Cualquiera que dijese que los coches son peores que antes, los ordenadores más lentos y caros, la comida más escasa y que han desaparecido los hospitales, será tomado por idiota, pero la habilidad de los pesimistas consiste en transformar esas evidencias sometiéndolas a pruebas cada vez más exigentes, presentándolas en escenarios confusos y amenazantes, sin dejar, en ningún caso, que la experiencia pueda contradecirlos. Así se afirmará que los automóviles están acabando con la calidad del aire que respiramos, que las redes sociales potencian el fascismo (compendio infernal de todos los males sin mezcla de bien alguno, pero del que cabe librarse con solo llamar fascista a otro), que la comida está envenenada, produce obesidad y toda clase de trastornos, y que las listas de espera en los hospitales son cada vez más insoportables.

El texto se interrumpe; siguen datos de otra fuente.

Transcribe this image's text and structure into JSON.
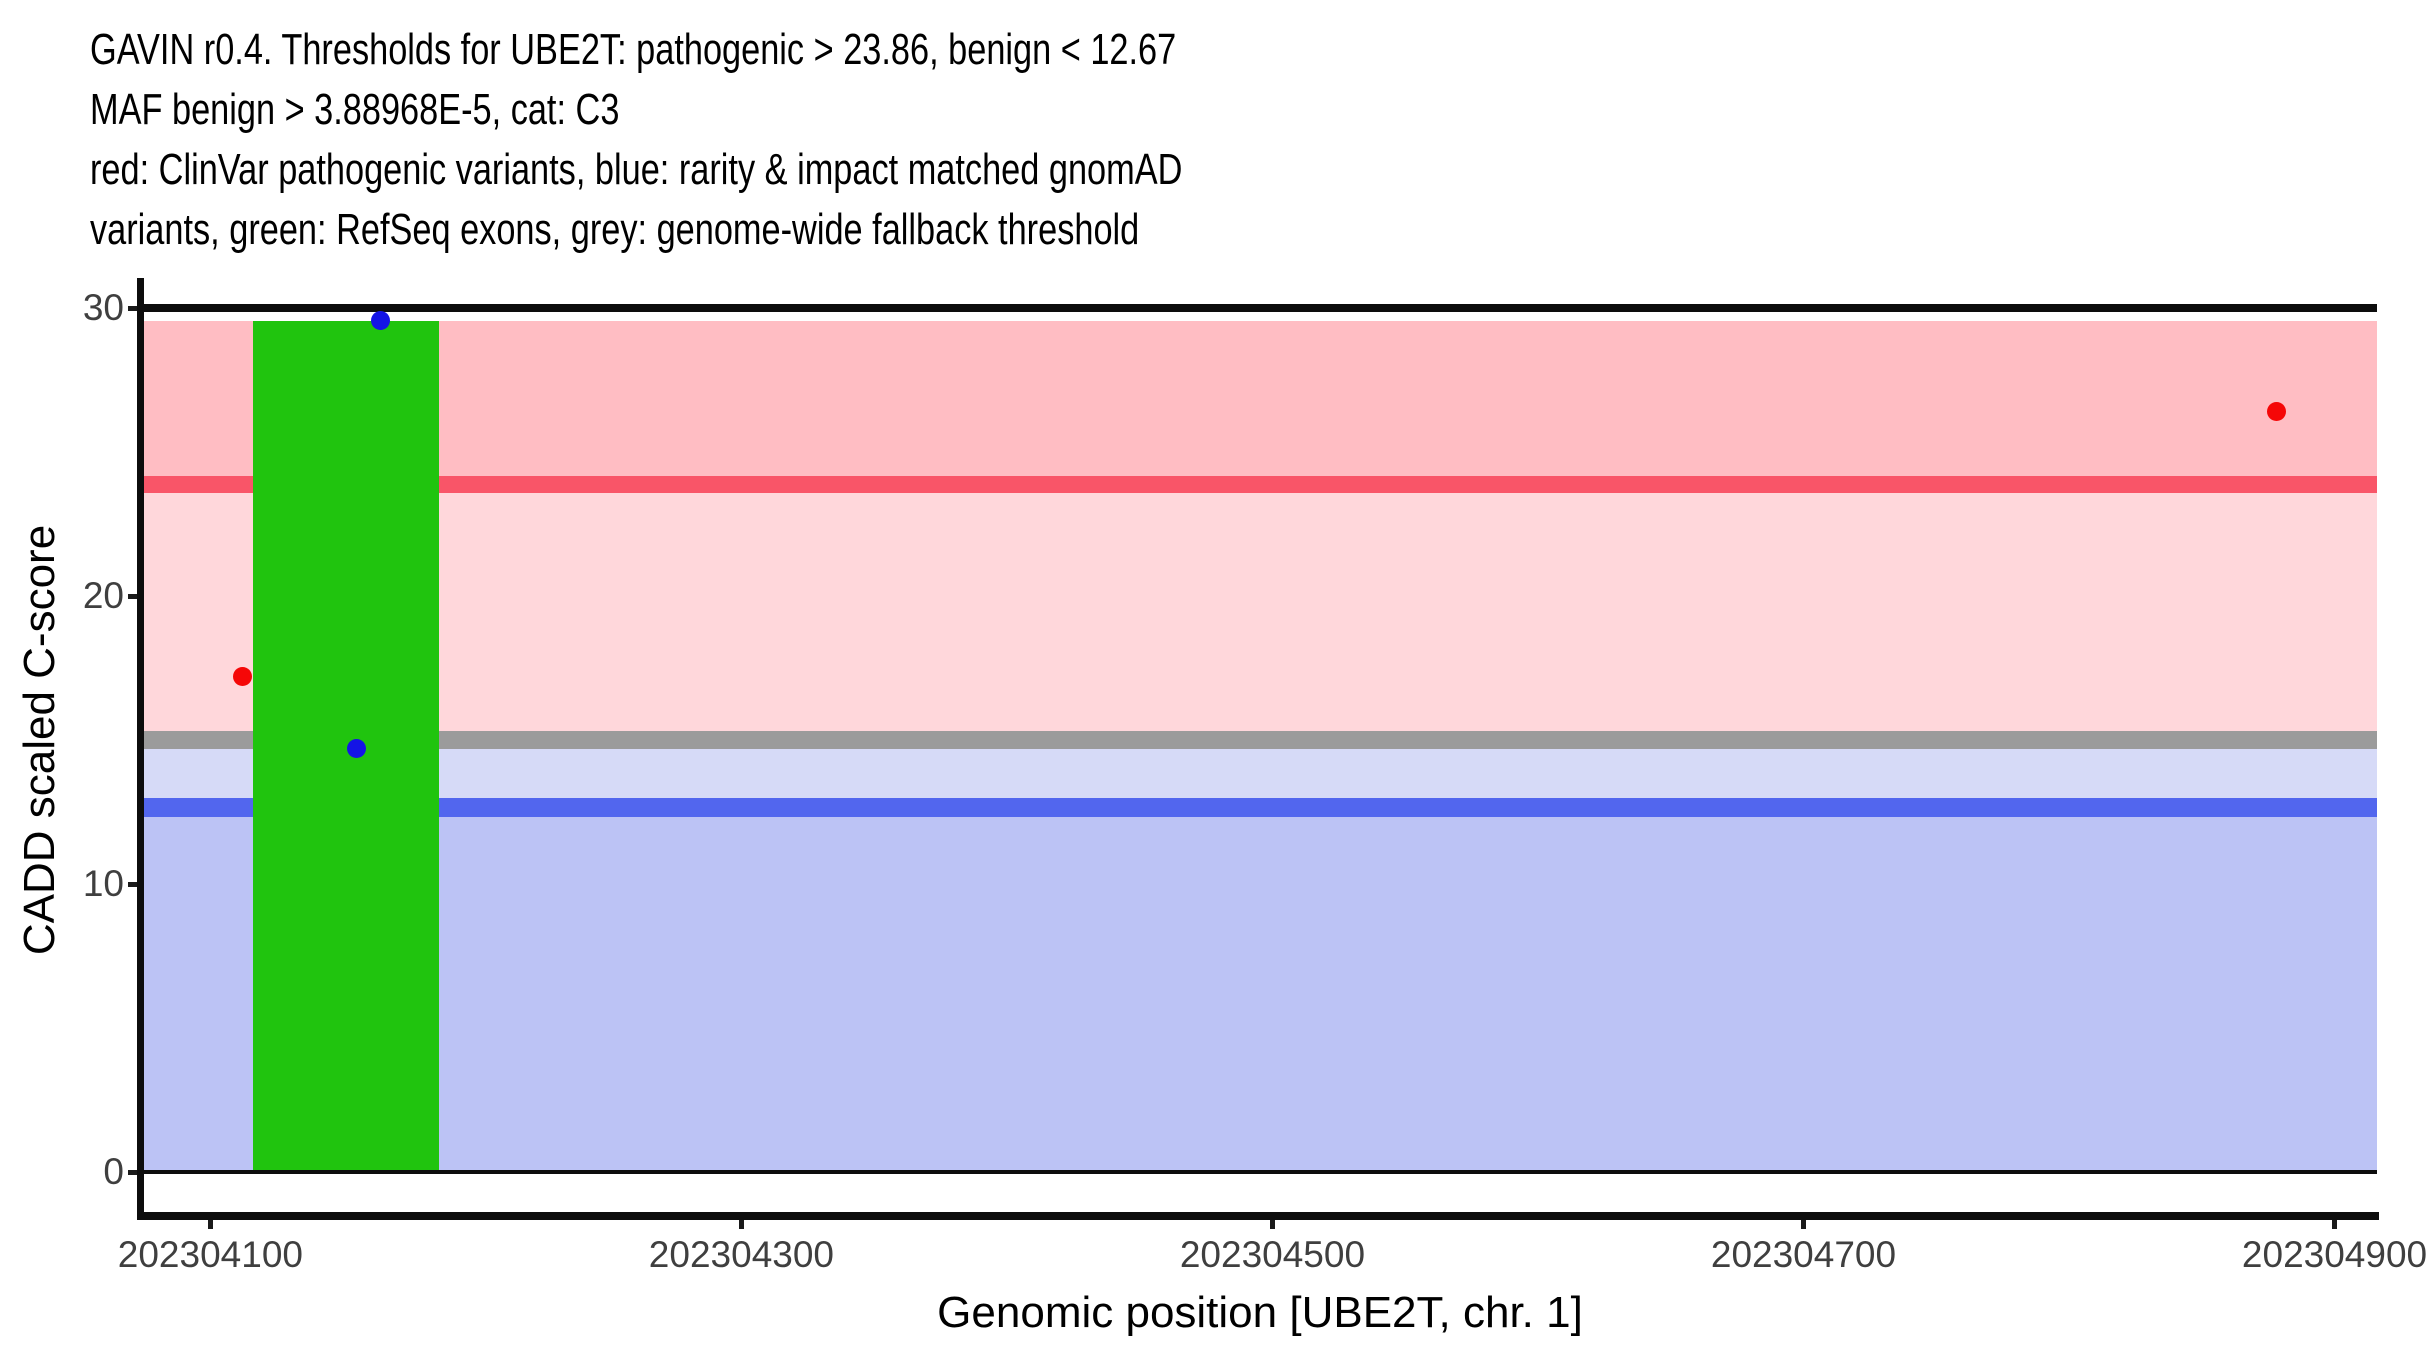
{
  "figure": {
    "title_lines": [
      "GAVIN r0.4. Thresholds for UBE2T: pathogenic > 23.86, benign < 12.67",
      "MAF benign > 3.88968E-5, cat: C3",
      "red: ClinVar pathogenic variants, blue: rarity & impact matched gnomAD",
      "variants, green: RefSeq exons, grey: genome-wide fallback threshold"
    ]
  },
  "chart_data": {
    "type": "scatter",
    "title": "GAVIN r0.4. Thresholds for UBE2T: pathogenic > 23.86, benign < 12.67 MAF benign > 3.88968E-5, cat: C3",
    "subtitle": "red: ClinVar pathogenic variants, blue: rarity & impact matched gnomAD variants, green: RefSeq exons, grey: genome-wide fallback threshold",
    "xlabel": "Genomic position [UBE2T, chr. 1]",
    "ylabel": "CADD scaled C-score",
    "gene": "UBE2T",
    "chromosome": "1",
    "gavin_version": "r0.4",
    "category": "C3",
    "thresholds": {
      "pathogenic_cadd": 23.86,
      "benign_cadd": 12.67,
      "genome_wide_fallback_cadd": 15,
      "maf_benign": "3.88968E-5"
    },
    "x_domain": [
      202304075,
      202304916
    ],
    "y_domain": [
      0,
      30
    ],
    "x_ticks": [
      {
        "value": 202304100,
        "label": "202304100"
      },
      {
        "value": 202304300,
        "label": "202304300"
      },
      {
        "value": 202304500,
        "label": "202304500"
      },
      {
        "value": 202304700,
        "label": "202304700"
      },
      {
        "value": 202304900,
        "label": "202304900"
      }
    ],
    "y_ticks": [
      {
        "value": 0,
        "label": "0"
      },
      {
        "value": 10,
        "label": "10"
      },
      {
        "value": 20,
        "label": "20"
      },
      {
        "value": 30,
        "label": "30"
      }
    ],
    "bands": [
      {
        "name": "pathogenic-region",
        "ymin": 24.15,
        "ymax": 29.56,
        "color": "#FFBDC3"
      },
      {
        "name": "pathogenic-threshold-line-23.86",
        "ymin": 23.57,
        "ymax": 24.15,
        "color": "#F95568"
      },
      {
        "name": "vous-region-above-fallback",
        "ymin": 15.31,
        "ymax": 23.57,
        "color": "#FFD7DB"
      },
      {
        "name": "genome-wide-fallback-threshold-line-15",
        "ymin": 14.69,
        "ymax": 15.31,
        "color": "#9B9B9B"
      },
      {
        "name": "vous-region-below-fallback",
        "ymin": 12.98,
        "ymax": 14.69,
        "color": "#D6DAF7"
      },
      {
        "name": "benign-threshold-line-12.67",
        "ymin": 12.34,
        "ymax": 12.98,
        "color": "#5266EE"
      },
      {
        "name": "benign-region",
        "ymin": 0,
        "ymax": 12.34,
        "color": "#BCC3F5"
      }
    ],
    "hlines": [
      {
        "y": 30,
        "color": "#0D0D0D",
        "thickness_px": 8
      },
      {
        "y": 0,
        "color": "#0D0D0D",
        "thickness_px": 4
      }
    ],
    "exons": [
      {
        "name": "refseq-exon",
        "start": 202304116,
        "end": 202304186,
        "ymin": 0,
        "ymax": 29.56,
        "color": "#20C40E"
      }
    ],
    "points": [
      {
        "x": 202304112,
        "y": 17.2,
        "series": "ClinVar pathogenic variant",
        "color": "#F50707"
      },
      {
        "x": 202304164,
        "y": 29.55,
        "series": "rarity & impact matched gnomAD variant",
        "color": "#1414E6"
      },
      {
        "x": 202304155,
        "y": 14.7,
        "series": "rarity & impact matched gnomAD variant",
        "color": "#1414E6"
      },
      {
        "x": 202304878,
        "y": 26.4,
        "series": "ClinVar pathogenic variant",
        "color": "#F50707"
      }
    ],
    "point_radius_px": 9.5,
    "grid": false,
    "legend_position": "none"
  }
}
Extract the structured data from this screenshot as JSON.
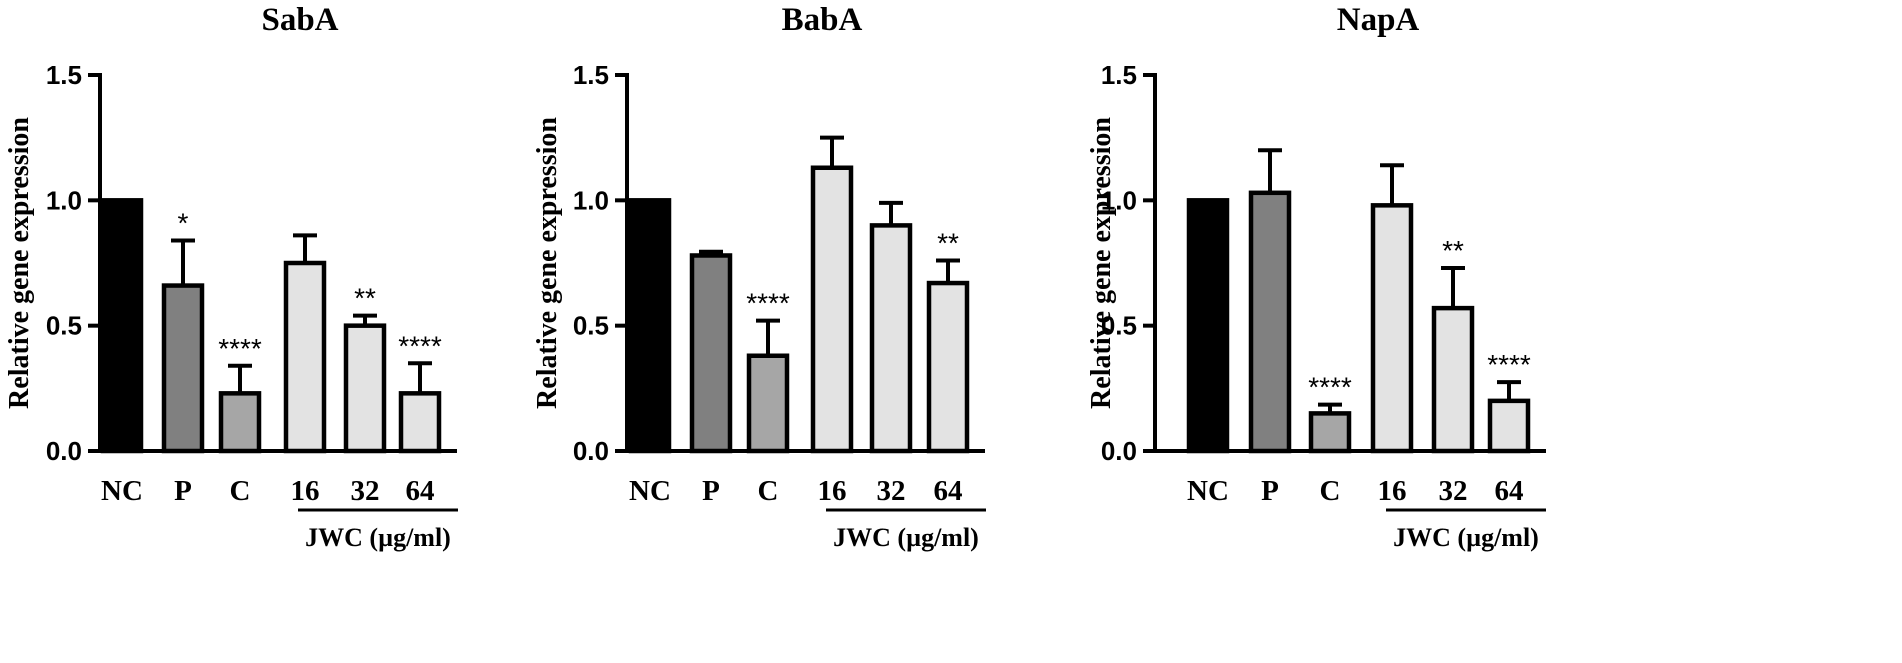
{
  "chart_data": [
    {
      "type": "bar",
      "title": "SabA",
      "ylabel": "Relative gene expression",
      "xlabel": "",
      "ylim": [
        0,
        1.5
      ],
      "yticks": [
        "0.0",
        "0.5",
        "1.0",
        "1.5"
      ],
      "categories": [
        "NC",
        "P",
        "C",
        "16",
        "32",
        "64"
      ],
      "values": [
        1.0,
        0.66,
        0.23,
        0.75,
        0.5,
        0.23
      ],
      "errors": [
        0,
        0.18,
        0.11,
        0.11,
        0.04,
        0.12
      ],
      "significance": [
        "",
        "*",
        "****",
        "",
        "**",
        "****"
      ],
      "bar_colors": [
        "#000000",
        "#808080",
        "#a6a6a6",
        "#e3e3e3",
        "#e3e3e3",
        "#e3e3e3"
      ],
      "group_label": "JWC (µg/ml)",
      "grid": false
    },
    {
      "type": "bar",
      "title": "BabA",
      "ylabel": "Relative gene expression",
      "xlabel": "",
      "ylim": [
        0,
        1.5
      ],
      "yticks": [
        "0.0",
        "0.5",
        "1.0",
        "1.5"
      ],
      "categories": [
        "NC",
        "P",
        "C",
        "16",
        "32",
        "64"
      ],
      "values": [
        1.0,
        0.78,
        0.38,
        1.13,
        0.9,
        0.67
      ],
      "errors": [
        0,
        0.015,
        0.14,
        0.12,
        0.09,
        0.09
      ],
      "significance": [
        "",
        "",
        "****",
        "",
        "",
        "**"
      ],
      "bar_colors": [
        "#000000",
        "#808080",
        "#a6a6a6",
        "#e3e3e3",
        "#e3e3e3",
        "#e3e3e3"
      ],
      "group_label": "JWC (µg/ml)",
      "grid": false
    },
    {
      "type": "bar",
      "title": "NapA",
      "ylabel": "Relative gene expression",
      "xlabel": "",
      "ylim": [
        0,
        1.5
      ],
      "yticks": [
        "0.0",
        "0.5",
        "1.0",
        "1.5"
      ],
      "categories": [
        "NC",
        "P",
        "C",
        "16",
        "32",
        "64"
      ],
      "values": [
        1.0,
        1.03,
        0.15,
        0.98,
        0.57,
        0.2
      ],
      "errors": [
        0,
        0.17,
        0.035,
        0.16,
        0.16,
        0.075
      ],
      "significance": [
        "",
        "",
        "****",
        "",
        "**",
        "****"
      ],
      "bar_colors": [
        "#000000",
        "#808080",
        "#a6a6a6",
        "#e3e3e3",
        "#e3e3e3",
        "#e3e3e3"
      ],
      "group_label": "JWC (µg/ml)",
      "grid": false
    }
  ]
}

Los progresistas, en particular, han conseguido convertir la cualidad que se adjudican, y cuya verosimilitud deriva del único progreso evidente que es el de la tecnología y los mercados competitivos, en una mercancía que se vende muy bien en el clima de amenazas que propicia su catastrofismo. Se ven forzados a afirmar que todo va mal, a decir que la democracia liberal es insuficiente, a proclamar su desprecio a la libertad efectiva de los ciudadanos prometiendo liberarles de unas cadenas que tienen un fortísimo coeficiente de fantasía, como el machismo, la emergencia climática o la falta de diálogo. La maniobra es burda, pero engaña a muchos, porque siempre se refiere a zonas de la realidad que, por supuesto, muestran deficiencias, pues es evidente que existen crímenes sexuales, atentados al medio ambiente o gentes que no se conforman con lo que les toca en el juego político y pretenden convertir sus demandas en la regla dorada con la que evaluar cualquier forma política.
Deberíamos saber librarnos de los sofismas de quienes no saben apreciar los progresos reales de que disfrutamos en todos los órdenes y de quienes no saben hacer otra cosa que ponernos delante de las narices defectos que afean el panorama pero que no pueden considerase generales sin grave atentado al buen sentido. Estos sujetos que viven de ocultar lo mejor con lo peor son los maestros de la mentira y los campeones de la manipulación. Juegan con los sentimientos de todos y tratan de convencernos de nuestra condición pecadora para imponernos la penitencia de obedecer sus consignas. Si lo hiciéremos, pronto aprenderíamos que, aunque hubiésemos llegado a la igualdad que propugnan, unos seguirían siendo más iguales que otros y ya imaginan quienes sacarían suculenta tajada de esa paradoja orwelliana.